Interpretation and Revelation: A Training Odyssey

By Bryan Caswell ’15

Three weeks of training. Just the thought of what awaited me in my first days as an intern at Fredericksburg and Spotsylvania National Military Park made me want to groan. Yes, yes, I realized that we all needed to be introduced to the National Park Service and walked through the policies of the park, working the information desk, assisting visitors, and other administrative trivialities. But could that not be accomplished in a few days? When would we get to what I was really interested in, what I couldn’t wait to do and what (I thought) I didn’t need any preparation for? When would I start giving walking tours?
Now, as I sit in my quarters almost two weeks later after another day of training with our supervisor Greg Mertz, I have come to realize how much preparation my fellow interns and I truly needed. Ask me before I came to Fredericksburg what made a good walking tour, and I would confidently reply that such a tour consisted of the relation of the events of a particular battle in a knowledgeable and engaging manner. This of course is part of a walking tour, but only a part. As we began our training in interpretation and putting together our own walking tours, I began to glimpse parallels between what Greg was leading us through and my Historical Methods class in the autumn of 2012. I was once told in that class that it is the duty, not the goal, of an historian to be accurate in his or her use of historical facts; true history lies with the analysis of those facts and conclusions drawn therefrom. It became increasingly clearer to me in our sessions with Greg that the same rings true with battlefield tours. The relation of the facts and events of a battle is not the ultimate objective of interpretation; it is but a springboard for the interpreter to provoke the visitor to greater thoughts about what they have seen and to reach higher revelations of their own with information they have been given. Yet one question remained unanswered: how?

Enter the concept of a theme. I had previously thought that the theme of a tour, if it could be called a theme, was simply the battle that formed its subject matter.
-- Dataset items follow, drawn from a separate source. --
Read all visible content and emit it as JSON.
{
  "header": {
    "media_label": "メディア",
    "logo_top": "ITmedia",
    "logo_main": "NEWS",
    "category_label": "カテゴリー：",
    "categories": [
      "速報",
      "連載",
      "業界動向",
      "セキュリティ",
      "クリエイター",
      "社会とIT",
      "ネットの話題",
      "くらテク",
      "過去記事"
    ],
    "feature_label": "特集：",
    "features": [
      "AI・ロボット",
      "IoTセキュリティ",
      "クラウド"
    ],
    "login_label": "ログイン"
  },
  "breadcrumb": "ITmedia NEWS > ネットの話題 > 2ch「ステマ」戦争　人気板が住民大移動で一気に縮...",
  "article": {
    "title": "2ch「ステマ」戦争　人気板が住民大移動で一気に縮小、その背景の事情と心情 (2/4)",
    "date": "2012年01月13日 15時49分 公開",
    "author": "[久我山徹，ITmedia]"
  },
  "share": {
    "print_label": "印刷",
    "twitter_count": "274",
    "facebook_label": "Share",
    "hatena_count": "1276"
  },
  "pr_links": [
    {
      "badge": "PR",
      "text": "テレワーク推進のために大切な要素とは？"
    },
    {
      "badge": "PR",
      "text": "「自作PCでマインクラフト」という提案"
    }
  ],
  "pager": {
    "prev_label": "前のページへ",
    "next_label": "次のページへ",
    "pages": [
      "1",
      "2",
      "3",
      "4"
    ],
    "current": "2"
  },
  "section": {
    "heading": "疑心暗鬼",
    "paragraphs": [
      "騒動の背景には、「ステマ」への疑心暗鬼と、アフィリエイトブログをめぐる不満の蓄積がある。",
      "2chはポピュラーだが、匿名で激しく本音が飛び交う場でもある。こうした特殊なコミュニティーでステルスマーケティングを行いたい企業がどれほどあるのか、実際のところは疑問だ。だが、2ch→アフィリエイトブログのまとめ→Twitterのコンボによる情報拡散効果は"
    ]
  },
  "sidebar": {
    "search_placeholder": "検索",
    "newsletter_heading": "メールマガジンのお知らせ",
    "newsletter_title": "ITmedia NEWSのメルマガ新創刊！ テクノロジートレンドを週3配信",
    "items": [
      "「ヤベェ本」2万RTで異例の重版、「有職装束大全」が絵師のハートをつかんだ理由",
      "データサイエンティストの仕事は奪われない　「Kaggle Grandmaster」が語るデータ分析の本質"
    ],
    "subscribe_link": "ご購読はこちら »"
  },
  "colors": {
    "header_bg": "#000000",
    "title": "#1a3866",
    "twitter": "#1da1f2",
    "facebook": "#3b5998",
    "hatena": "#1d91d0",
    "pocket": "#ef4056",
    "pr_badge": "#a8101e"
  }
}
Oh, for the ignorance of the uninitiated. In the parlance of interpretation, a theme is deceptively simple. It is the guiding thread of your narrative, the idea that ties a tour together. The trick is thinking of a good theme, one that both fits with the guide’s obligation to relate the events of the battle and can be supported well-enough to affect the thoughts and view-points of visitors. In order to improve our understanding of the concept, Greg had us each take a balloon, inviting us to think of it as our theme. Un-inflated, the “theme” was unimpressive and limp. Yet as we began to add air, or the concrete elements of the battlefield tour, our themes grew more impressive with their support. The clouds of my frustration lifted and the sky cleared: when I saw the word theme, I now read a word infinitely more familiar: thesis! Armed with this new understanding, my walking tours seemed to very nearly write themselves as I worked like I was simply writing another paper, albeit one grounded in landmarks and geography. Now all that remains is to practice my tours as I walk the ground I will give them on, and with June 8th and the opening of the summer season, I will finally begin to fulfill my purpose in coming to Fredericksburg: at long last, I will begin to give walking tours.